My pineapple/whole wheat starter is five days old today and when I removed a 1/4 cup last night, start adding water and white flour, it was gelatinous.  I have had no bubbles and almost no rising.  I had only about a scant 1/2 total in the bowl. It just is beginning to smell a bit sourish.  Does anyone know if it sounds like its on the right track? Thanks!

SourdoLady's picture
SourdoLady

Marni, your starter is fine. The gelatinous texture is caused from gluten strands forming as a result of the moisture reacting with the gluten in the flour. After it ferments awhile you will see the texture change back to a more liquid, non-gelainous  texture. That is an indication that your starter has exhausted the gluten in the flour and it needs to be fed again. You will also see hooch form on top of your starter when it needs to be fed. Just stire it back in before feeding.

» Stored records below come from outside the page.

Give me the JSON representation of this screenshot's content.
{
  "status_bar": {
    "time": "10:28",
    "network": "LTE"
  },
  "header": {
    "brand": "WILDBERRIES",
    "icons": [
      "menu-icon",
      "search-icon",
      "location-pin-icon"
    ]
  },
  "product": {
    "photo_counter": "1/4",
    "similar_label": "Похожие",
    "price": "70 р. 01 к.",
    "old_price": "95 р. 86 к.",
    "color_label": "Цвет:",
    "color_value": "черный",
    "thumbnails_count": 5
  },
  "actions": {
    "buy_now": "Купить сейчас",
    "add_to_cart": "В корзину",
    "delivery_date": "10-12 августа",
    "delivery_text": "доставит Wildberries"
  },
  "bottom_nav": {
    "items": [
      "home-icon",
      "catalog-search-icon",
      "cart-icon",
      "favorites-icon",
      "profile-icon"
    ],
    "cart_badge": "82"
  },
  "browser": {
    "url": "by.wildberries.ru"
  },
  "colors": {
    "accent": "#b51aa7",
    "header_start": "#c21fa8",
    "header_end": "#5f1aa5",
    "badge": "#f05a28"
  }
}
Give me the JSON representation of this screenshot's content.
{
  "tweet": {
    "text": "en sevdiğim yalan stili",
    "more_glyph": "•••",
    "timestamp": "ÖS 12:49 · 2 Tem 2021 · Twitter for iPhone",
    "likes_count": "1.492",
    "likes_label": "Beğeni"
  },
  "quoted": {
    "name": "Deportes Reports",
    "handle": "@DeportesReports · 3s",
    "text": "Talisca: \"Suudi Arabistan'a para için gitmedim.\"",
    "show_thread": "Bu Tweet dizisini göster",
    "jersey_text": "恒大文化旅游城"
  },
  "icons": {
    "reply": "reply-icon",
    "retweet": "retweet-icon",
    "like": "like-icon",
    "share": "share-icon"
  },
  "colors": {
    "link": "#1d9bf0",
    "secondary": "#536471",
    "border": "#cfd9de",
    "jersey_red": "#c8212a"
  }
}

Get that starter in a warmer place and I'll bet it will take off and start to grow very soon. You are almost there!

Marni's picture
Marni

Sourdolady,

Thanks so much for the encouragement.  I thought that might be the answer, but after reading your posts and seeing how much you know , having you confirm it is great!  My two little starters are have a sunbath right now in the watery morning light.  My house barely reaches 70 all day so that is likely the problem.

Thank you again, I've learned so much from your posts.

Marni

hokietoner's picture
hokietoner

The bread book I have says that the wild yeast, S. Exiguus, thrives best around 65 degrees. Commercial yeast, S. Cerivisiae, needs warmer temperatures. I don't know what strain is in your starer though.